Yonnas Getahun: We continue to explore how pivotal that first art purchase can be, and in this way we’ve become ambassadors to a good percentage of our clients that are new to Seattle. Our event becomes a show first instead of a hard sell, with the ultimate mission of showing the thriving art culture there is in Seattle. We try to connect our patrons with the people who are central to the Seattle art scene so we can make it easier to eventually take the art home.

Has the format changed?
Liz Hunter-Keller: The format has stayed virtually the same since day one, with the exception of some special events. We were cultural partners at the Seattle Art Fair, offering all-day shuttle service to satellite art events and taking people from the Fair up to Capitol Hill for some evening gallery visits.
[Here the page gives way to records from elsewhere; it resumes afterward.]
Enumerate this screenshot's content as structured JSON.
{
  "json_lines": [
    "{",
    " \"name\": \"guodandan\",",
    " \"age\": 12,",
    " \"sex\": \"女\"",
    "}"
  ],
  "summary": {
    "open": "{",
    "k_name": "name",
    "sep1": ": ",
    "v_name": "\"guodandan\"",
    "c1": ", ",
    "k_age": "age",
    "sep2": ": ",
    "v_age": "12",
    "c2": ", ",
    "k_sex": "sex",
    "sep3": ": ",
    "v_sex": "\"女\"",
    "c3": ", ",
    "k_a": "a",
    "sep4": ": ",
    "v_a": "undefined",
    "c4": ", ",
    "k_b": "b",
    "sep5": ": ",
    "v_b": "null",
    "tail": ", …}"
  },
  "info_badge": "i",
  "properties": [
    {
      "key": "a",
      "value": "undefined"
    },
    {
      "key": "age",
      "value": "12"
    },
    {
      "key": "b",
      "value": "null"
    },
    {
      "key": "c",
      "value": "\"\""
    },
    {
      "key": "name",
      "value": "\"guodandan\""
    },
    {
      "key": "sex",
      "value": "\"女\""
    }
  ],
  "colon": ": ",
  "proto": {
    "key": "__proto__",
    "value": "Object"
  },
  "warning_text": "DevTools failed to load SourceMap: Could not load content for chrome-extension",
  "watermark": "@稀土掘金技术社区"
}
How do you plan the route each month and choose the stops along the way?
Liz Hunter-Keller: We divide and conquer. Usually one of us will curate each month, choosing the bulk of the stops, but we all offer ideas. Some of us are more on top of the current Seattle art scene and can offer up smaller or temporary art events to visit. We all pay into the cost of the event, whether buying champagne, Facebook ads or food, and we all try to come to each event and ride along or help set up and takedown. We try to visit different locations each time but have revisited some galleries based on their shows, accommodation or proximity to other stops.
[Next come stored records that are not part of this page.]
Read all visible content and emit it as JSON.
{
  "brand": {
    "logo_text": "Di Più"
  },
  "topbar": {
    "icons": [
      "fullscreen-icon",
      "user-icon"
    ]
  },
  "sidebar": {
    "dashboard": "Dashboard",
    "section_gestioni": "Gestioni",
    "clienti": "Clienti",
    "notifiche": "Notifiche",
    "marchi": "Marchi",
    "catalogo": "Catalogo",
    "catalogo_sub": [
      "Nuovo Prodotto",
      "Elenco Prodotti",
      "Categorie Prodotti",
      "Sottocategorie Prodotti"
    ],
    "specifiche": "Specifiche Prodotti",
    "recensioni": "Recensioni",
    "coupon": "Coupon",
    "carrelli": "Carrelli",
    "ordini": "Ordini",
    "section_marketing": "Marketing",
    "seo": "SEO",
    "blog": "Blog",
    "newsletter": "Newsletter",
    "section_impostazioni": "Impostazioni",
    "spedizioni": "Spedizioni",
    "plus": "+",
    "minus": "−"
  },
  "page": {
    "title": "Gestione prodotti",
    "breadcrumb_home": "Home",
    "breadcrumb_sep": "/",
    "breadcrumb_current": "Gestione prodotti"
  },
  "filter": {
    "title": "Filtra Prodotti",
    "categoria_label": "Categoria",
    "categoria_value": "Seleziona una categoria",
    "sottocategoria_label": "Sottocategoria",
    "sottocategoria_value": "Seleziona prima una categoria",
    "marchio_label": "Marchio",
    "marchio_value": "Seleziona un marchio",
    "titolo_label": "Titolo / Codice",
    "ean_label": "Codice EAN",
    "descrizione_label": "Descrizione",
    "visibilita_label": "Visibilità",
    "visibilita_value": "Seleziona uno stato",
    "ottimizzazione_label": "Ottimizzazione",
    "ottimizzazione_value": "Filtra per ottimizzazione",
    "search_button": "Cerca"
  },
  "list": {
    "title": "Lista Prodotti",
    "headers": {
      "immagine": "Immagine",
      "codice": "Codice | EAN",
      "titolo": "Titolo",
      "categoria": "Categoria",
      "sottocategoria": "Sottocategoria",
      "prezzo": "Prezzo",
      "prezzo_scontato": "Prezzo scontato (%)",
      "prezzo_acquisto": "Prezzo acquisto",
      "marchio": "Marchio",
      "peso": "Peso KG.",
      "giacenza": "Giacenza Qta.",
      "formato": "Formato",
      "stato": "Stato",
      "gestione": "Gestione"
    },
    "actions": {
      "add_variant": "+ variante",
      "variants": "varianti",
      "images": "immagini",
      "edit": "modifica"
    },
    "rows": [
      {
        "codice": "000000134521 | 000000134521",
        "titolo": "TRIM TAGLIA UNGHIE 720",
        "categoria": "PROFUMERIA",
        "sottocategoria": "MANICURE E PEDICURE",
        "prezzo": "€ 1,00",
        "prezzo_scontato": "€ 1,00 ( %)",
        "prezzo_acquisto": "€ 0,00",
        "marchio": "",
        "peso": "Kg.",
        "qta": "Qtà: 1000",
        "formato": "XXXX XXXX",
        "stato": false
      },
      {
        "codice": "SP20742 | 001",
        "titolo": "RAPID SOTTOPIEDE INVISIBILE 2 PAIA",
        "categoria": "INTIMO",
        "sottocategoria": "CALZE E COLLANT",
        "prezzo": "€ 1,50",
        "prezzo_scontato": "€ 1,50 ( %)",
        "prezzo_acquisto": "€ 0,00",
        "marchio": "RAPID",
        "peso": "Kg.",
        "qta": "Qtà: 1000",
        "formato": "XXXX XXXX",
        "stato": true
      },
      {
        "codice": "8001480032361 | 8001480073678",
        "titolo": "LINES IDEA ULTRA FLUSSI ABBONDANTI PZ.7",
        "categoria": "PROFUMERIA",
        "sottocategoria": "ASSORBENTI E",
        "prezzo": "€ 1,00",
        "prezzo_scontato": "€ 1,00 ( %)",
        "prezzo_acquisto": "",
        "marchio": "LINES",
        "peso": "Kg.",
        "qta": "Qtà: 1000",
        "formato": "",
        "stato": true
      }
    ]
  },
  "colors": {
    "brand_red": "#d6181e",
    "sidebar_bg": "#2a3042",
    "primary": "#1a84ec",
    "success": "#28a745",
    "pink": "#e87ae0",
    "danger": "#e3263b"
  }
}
Do people actually buy art?
Lorrie Cardoso: Yes! Several people have purchased art, jewelry, books or other items made by local artists and I always wish that I had a cowbell or a gong to mark the occassion! We appreciate that the tour stops are a brief introduction to the art and that the decision to purchase art can be a long-term process. We are discussing options for collectors to receive discounts in the future by showing that they visited a gallery as part of a Collect tour.

What are some of the highlights of the past year?
Lorrie Cardoso: There have been so many it’s hard to choose! Two come to mind: The first is the partnership that Collect has developed with SAM Gallery, and specifically manager Jody Bento. Jody is one of Collect’s biggest supporters and takes the time during busy art walk nights to talk with our collectors. This has been very rewarding for us because we know that we can guarantee a great experience for our Collectors where they can see art made by local artists, attend a mini tour of the gallery, and meet the artists! Other strong supporters include Ghost Gallery and Calypte.
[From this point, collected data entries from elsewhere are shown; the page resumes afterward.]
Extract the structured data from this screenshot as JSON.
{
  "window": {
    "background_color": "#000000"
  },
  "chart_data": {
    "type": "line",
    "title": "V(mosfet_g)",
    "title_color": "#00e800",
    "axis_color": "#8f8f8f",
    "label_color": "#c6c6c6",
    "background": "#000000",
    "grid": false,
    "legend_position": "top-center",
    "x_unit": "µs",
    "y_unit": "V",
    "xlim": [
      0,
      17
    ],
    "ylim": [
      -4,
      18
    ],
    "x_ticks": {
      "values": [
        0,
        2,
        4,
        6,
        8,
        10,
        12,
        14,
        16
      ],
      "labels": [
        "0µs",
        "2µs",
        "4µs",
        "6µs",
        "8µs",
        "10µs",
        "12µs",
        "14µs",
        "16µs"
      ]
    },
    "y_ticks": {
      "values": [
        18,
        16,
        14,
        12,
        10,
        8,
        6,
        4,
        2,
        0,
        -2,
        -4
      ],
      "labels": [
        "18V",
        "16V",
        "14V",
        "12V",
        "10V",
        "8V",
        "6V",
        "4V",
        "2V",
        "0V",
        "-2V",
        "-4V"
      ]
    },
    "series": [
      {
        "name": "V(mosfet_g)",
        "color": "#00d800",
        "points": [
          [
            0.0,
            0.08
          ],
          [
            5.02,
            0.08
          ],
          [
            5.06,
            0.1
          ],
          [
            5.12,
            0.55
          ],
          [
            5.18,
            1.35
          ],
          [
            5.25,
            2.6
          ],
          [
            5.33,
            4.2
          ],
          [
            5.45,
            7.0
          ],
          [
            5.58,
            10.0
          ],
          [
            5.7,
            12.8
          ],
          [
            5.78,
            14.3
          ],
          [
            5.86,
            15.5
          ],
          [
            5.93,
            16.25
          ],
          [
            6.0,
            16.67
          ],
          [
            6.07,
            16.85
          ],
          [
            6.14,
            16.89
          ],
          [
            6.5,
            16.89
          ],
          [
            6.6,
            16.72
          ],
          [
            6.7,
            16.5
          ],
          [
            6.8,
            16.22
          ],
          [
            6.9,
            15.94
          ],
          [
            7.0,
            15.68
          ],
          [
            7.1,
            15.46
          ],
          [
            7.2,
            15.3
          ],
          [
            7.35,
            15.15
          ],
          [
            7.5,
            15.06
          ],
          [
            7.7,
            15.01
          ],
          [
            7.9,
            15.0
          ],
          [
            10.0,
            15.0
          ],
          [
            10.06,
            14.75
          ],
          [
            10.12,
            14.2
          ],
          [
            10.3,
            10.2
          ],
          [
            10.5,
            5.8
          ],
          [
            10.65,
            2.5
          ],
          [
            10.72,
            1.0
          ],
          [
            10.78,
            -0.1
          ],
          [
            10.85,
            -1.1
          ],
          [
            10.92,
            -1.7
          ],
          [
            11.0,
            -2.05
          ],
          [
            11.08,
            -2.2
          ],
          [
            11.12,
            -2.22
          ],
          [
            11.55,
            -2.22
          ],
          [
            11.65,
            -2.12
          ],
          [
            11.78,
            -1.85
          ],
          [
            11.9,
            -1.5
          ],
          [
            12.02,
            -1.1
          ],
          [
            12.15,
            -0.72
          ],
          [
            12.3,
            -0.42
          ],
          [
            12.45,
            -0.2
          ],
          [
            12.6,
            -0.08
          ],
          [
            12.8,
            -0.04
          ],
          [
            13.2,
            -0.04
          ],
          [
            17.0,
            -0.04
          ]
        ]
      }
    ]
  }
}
The second is a studio visit with artist Sophia Wheelwright, located at Equinox studios. This was a stop on the first tour that I curated with Collect. Sophia has a sculpture made of aluminum mesh that takes up nearly three-quarters of her studio. It reminds me of clouds and it’s fun to interact with. Sophia invited a busload of collectors into her studio the day before she was leaving the country to work on a project.

Liz Johnson: On one Collect, artist Liz Tran was on the bus and when we got to SAM gallery she was able to tell us about her process. Going to Tariqa Waters’ studio [Martyr Sauce] was special and she was a fun and memorable host. Also, in our first month we picked up comedian Emmett Montgomery and his dog at Ghost Gallery.